Mais cela n'a eu aucun effet.
Clodomir d'Embert, Journal
Aelys et Lor embarquèrent peu après la tombée de la nuit. Des nappes de brume flottaient sur toute la baie, effaçant la frontière entre ses eaux noires, le ciel marqueté d'étoiles, et l'horizon fait d'une langue de terre minuscule, comme un dernier coup de pinceau hâtif.
Le jeune homme, assis à l'arrière, pagayait sans entrain avec une rame plate qui n'était qu'une planche à la retraite ; à l'avant, Maïa semblait étudier le brouillard. Hormis le faible courant dû à la marée, qui les déportait légèrement sur la droite, l'eau était parfaitement immobile, et n'eût été la traîne poussive qu'y traçait leur embarcation, semblable au sillon d'une charrue, on aurait pu croire à une gelée noire.
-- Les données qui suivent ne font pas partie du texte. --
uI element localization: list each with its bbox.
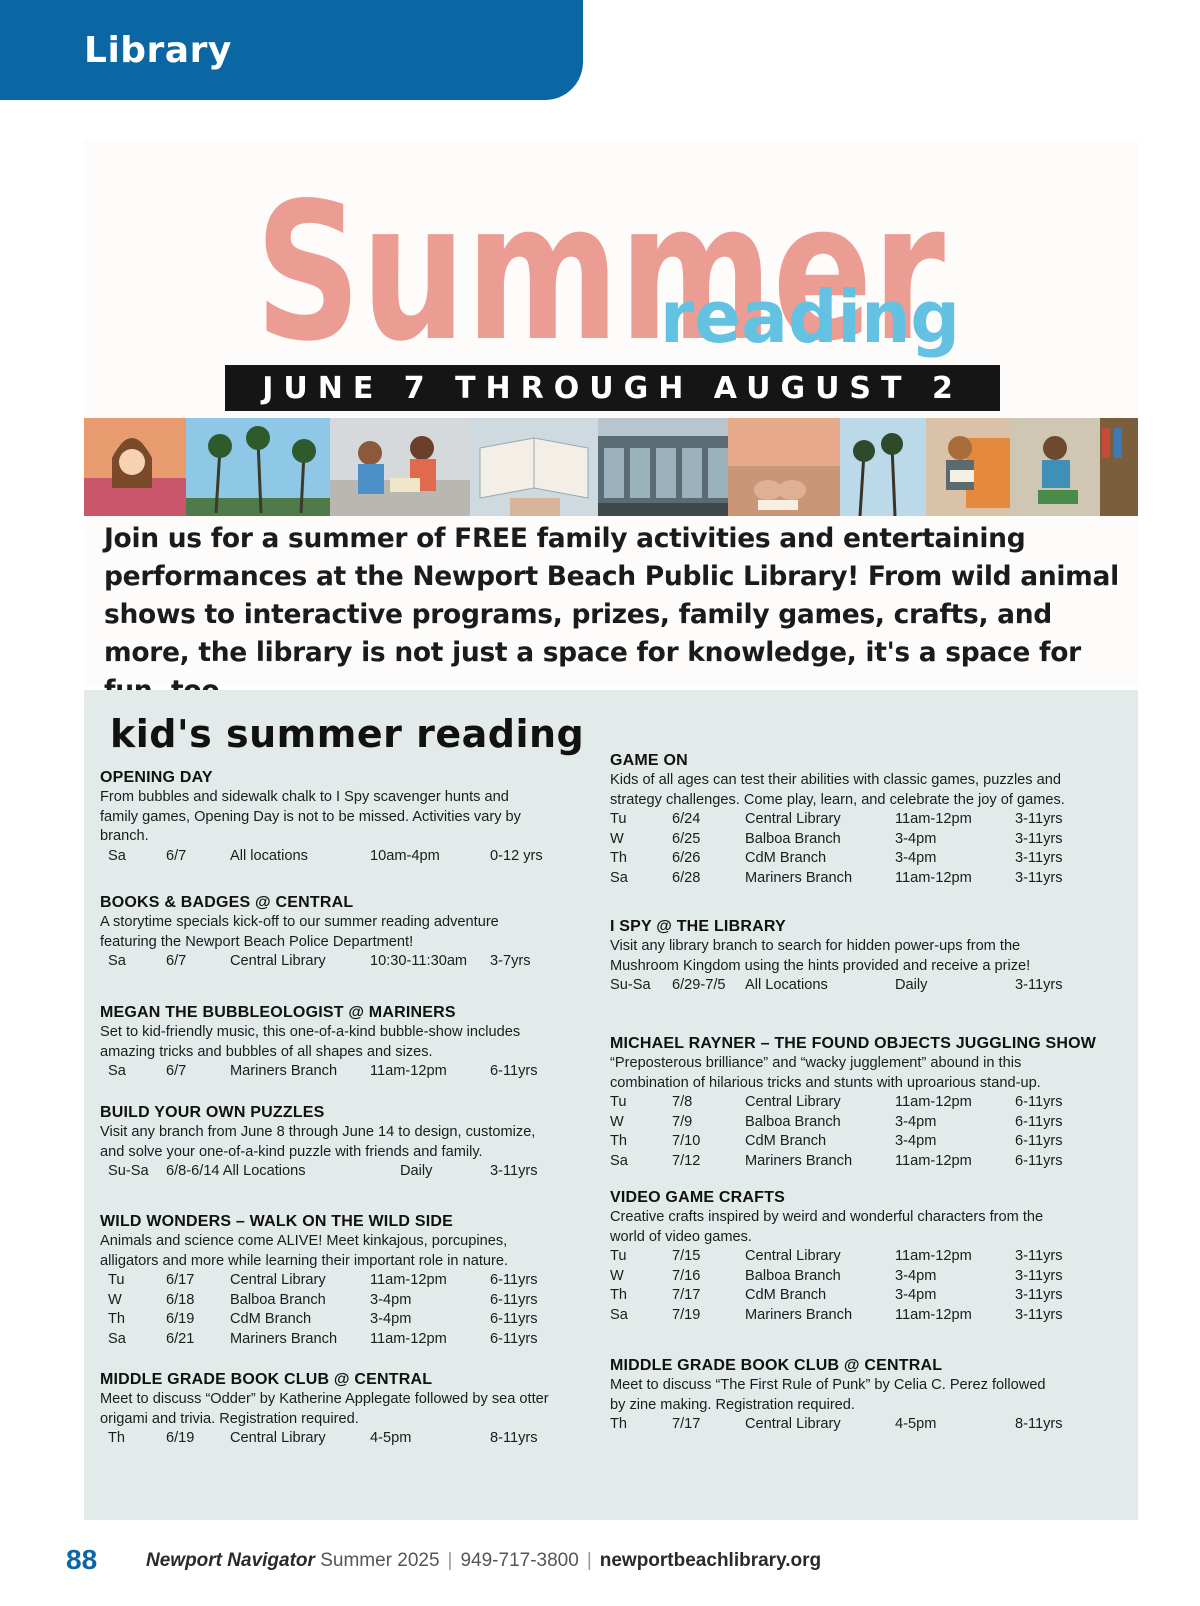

Sa surface reflétait parfaitement les étoiles. Si Auguste les avait accompagnés sur cette traversée silencieuse du Styx, peut-être aurait-il vu ici un miroir à la mesure de la vision qu'il cherchait à retrouver.
« Regarde » murmura Maïa.
Une bulle éclata à la surface de l'eau, faisant naître quelques rides concentriques.
« Des poissons nocturnes ?
— Des Nattväsen. Et pas n'importe lesquels. »
Maïa s'accroupit et promena sur les eaux son regard azuré. Aelys fit de même mais n'y vit qu'une jeune fille à la peau foncée, aux yeux verts et aux cheveux noirs tressés. Son visage n'avait pas changé depuis son départ d'Hynor, deux mois plus tôt, au début de l'été ; pourtant elle se voyait différente. Plus proche encore de la photographie de sa mère, prise au printemps, après son départ de la garnison de Kitonia.
Lor s'arrêta de ramer et tendit l'oreille en laissant leur barque glisser sur l'eau.
« Des Changeants ? s'exclama-t-il d'une voix étouffée. Il y a des Changeants dans l'eau ? Ce n'était pas assez d'infester la Forêt Changeante ? Il y en a combien, de ces saloperies ?
— Tiens ta langue, dit Maïa. Ils nous suivent et ils nous écoutent.
— Autant qu'ils sachent tout le bien que je pense d'eux. »
L'assassin dégaina son couteau de voyage et entreprit de se limer les ongles avec morgue. Ce n'était pas parce qu'on traversait des eaux hostiles depuis une heure, en déchirant des voiles de brume semblables à des toiles d'araignée, qu'on ne pouvait pas s'accorder une manucure.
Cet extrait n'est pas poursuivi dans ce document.